Österreich hat als eines der ersten Länder in Europa mit der Lockerung der Massnahmen im Kampf gegen die Coronavirus-Pandemie begonnen. Nach einem vierwöchigen Stillstand fast aller Wirtschaftsbereiche dürfen seit Dienstag kleine Läden mit weniger als 400 Quadratmetern Verkaufsfläche sowie die Bau- und Gartenmärkte wieder öffnen.

"Wir sind auf Kurs", sagte Kanzler Sebastian Kurz in Wien. Die Zahlen der Neuansteckungen sowie der Patienten, die ins Krankenhaus müssten, gingen in die richtige Richtung, erklärte er. Österreich könne daher "heute den ersten Schritt in Richtung neue Normalität setzen". Sollten die Infektionszahlen aber wieder sprunghaft steigen, würde die Notbremse gezogen, betonte der konservative Politiker.
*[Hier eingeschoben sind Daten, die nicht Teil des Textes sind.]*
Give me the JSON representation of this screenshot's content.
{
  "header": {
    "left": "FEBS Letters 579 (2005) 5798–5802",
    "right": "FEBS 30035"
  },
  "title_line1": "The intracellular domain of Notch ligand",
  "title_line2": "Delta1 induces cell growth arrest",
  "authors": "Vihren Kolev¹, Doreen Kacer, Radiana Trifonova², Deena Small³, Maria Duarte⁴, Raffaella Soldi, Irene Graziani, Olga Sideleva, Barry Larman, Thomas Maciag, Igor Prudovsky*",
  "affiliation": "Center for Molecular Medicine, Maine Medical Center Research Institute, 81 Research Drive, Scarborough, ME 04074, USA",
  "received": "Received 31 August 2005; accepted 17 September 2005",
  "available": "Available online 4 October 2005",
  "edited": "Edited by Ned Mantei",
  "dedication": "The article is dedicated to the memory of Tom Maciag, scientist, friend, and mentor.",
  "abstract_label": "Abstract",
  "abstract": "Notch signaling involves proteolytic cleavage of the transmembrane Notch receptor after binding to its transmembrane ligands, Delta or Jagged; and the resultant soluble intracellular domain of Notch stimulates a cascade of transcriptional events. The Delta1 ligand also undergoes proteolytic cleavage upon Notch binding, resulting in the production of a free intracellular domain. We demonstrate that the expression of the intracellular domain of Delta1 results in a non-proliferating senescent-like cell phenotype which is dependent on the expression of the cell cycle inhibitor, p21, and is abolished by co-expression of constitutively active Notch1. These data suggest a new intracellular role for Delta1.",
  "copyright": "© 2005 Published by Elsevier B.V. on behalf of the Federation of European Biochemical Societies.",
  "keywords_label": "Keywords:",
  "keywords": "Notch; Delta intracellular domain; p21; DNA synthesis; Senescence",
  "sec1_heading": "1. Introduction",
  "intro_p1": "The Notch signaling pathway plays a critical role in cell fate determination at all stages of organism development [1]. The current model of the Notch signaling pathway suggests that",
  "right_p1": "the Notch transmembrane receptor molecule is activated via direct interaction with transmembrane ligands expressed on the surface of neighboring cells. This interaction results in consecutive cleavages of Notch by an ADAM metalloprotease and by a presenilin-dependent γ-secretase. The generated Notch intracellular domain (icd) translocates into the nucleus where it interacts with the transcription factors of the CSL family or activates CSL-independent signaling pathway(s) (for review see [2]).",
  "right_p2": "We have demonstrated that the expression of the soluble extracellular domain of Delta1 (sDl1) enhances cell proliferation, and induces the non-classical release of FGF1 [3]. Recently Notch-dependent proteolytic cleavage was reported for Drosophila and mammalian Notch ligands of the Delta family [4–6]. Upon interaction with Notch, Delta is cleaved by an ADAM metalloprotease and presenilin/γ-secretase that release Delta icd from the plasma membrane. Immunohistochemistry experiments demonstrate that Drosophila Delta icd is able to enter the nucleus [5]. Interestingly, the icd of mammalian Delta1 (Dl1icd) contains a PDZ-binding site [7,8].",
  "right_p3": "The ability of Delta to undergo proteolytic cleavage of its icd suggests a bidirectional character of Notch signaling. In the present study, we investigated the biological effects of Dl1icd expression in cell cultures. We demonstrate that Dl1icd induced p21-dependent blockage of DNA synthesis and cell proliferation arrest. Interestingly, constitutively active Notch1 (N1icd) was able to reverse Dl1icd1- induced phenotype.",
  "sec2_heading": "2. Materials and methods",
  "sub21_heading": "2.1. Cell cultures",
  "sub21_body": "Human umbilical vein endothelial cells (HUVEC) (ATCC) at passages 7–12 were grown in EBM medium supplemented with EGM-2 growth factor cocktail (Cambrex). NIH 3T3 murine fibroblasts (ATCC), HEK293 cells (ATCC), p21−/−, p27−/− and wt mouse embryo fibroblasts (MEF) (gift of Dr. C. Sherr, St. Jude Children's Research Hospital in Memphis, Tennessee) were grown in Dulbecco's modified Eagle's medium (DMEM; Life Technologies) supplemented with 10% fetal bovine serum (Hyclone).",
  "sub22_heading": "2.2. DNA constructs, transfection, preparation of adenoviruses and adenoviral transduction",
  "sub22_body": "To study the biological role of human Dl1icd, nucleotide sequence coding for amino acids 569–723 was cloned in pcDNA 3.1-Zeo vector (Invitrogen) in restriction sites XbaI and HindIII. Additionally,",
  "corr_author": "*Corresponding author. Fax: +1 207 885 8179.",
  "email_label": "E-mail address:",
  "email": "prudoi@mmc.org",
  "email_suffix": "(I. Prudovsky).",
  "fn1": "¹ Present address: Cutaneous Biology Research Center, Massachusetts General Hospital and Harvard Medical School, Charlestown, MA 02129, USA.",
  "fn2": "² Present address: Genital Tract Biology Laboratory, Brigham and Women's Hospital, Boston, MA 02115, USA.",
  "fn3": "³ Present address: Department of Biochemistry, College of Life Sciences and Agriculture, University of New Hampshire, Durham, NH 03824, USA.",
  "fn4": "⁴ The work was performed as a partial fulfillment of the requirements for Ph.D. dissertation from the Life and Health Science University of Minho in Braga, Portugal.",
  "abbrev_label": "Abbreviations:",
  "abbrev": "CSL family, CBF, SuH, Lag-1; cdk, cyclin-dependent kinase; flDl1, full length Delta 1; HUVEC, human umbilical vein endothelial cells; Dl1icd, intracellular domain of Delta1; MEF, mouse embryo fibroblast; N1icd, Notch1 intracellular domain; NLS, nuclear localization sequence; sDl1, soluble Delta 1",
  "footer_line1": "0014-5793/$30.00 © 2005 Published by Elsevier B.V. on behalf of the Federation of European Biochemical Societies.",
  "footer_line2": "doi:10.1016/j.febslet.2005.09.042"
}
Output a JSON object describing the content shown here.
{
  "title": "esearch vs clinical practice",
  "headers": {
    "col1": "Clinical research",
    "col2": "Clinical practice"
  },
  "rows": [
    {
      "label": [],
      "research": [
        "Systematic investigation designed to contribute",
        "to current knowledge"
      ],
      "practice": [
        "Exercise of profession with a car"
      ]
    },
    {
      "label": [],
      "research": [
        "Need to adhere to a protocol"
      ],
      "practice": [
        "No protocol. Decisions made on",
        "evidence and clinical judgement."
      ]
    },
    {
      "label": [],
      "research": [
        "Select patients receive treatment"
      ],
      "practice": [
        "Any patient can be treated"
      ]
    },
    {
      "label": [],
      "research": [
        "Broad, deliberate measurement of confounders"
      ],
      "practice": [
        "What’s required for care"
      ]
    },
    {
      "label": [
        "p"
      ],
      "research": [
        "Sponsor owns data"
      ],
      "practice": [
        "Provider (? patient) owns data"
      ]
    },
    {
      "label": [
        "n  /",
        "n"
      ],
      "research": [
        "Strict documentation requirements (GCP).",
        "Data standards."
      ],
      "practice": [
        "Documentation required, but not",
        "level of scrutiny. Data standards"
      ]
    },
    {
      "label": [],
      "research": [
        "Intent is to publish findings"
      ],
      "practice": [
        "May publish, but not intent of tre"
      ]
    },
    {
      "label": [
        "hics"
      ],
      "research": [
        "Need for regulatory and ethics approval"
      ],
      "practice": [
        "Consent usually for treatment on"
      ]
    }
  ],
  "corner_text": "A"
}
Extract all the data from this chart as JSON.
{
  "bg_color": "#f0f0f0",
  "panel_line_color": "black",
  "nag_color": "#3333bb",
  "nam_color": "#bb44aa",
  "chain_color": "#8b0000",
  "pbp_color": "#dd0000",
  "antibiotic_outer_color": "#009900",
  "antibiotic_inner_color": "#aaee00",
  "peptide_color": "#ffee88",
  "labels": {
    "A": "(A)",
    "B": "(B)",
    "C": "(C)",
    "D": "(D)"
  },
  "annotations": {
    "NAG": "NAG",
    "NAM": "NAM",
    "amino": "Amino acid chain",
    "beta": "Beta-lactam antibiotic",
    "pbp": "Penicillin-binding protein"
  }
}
Die Krise sei schliesslich "noch lange nicht überstanden".

Ziel der Regierung sei es, Österreich wirtschaftlich schneller als andere Staaten wieder aus der Krise herauszubekommen, sagte Kurz. Die Öffnung der Geschäfte sei hier ein wichtiger Schritt. Das Vorgehen unterliegt strengen Auflagen: Alle Kunden und Mitarbeiter müssen einen Mund-Nasen-Schutz tragen sowie einen Mindestabstand von einem Meter einhalten. Zudem ist die Zahl der Personen im Verkaufsraum begrenzt. Augenzeugen berichteten, dass der Andrang in den Baumärkten zwar gross sei, die Menschen aber durchweg diszipliniert seien und sich an die Vorschriften hielten.

Ausgangsbeschränkungen bis Mitte Mai

Ab dem 1. Mai sollen nach Einkaufszentren, grössere Geschäfte und Friseure wieder öffnen können. Restaurants und Hotels könnten ab Mitte Mai schrittweise folgen. Der Betrieb an Schulen und Kindergärten werde ebenfalls frühestens Mitte Mai starten. Die Ausgangsbeschränkungen bleiben bis Ende April in Kraft. "So viel Freiheit wie möglich, so viele Einschränkungen wie notwendig", fasste Kurz zusammen. Noch in dieser Woche könnten weitere Lockerungen im Bereich Sport und Kultur bekanntgegeben werden.

Mit der stufenweise Lockerung der Massnahmen wagt Österreich als eines der ersten Länder in Europa einen Schritt in Richtung Normalität. Das langsame Hochfahren der Wirtschaft ist auch mit Risiken verbunden. Virologen warnen davor, dass die Zahl der Infizierten hochschnellen könnte. Auch die Weltgesundheitsorganisation (WHO) mahnte jüngst zur Vorsicht: Die Aufhebung von Beschränkungen könne zu einer zweiten Welle führen mit hohen Todesraten. Die WHO erwähnte Österreich dabei allerdings nicht explizit.

Bislang sind in Österreich insgesamt 384 Menschen an den Folgen von Covid-19 gestorben - deutlich weniger als einige grössere europäische Länder pro Tag verzeichnen. Bestätigte Fälle gab es bisher rund 14'000. Die tägliche Zahl der Genesenen übersteigt seit geraumer Zeit die der Neuinfizierten. Rund 1000 Patienten liegen im Krankenhaus, 239 auf der Intensivstation.

Vorsichtige Lockerung auch in Spanien

Auch andere westeuropäische Länder haben begonnen, ihre Massnahmen vorsichtig zu lockern: Am Montag liess Spanien die Arbeit im Bau- und verarbeitenden Gewerbe wieder aufnehmen, Dänemark öffnet ab Mittwoch die Schulen für Kinder von der ersten bis zur fünften Klasse sowie Kindertagesstätten.

In Deutschland läuft die Debatte über Lockerungen der Beschränkungen auf Hochtouren. Am Mittwoch will Bundeskanzlerin Angela Merkel mit den Ministerpräsidenten der Länder darüber beraten.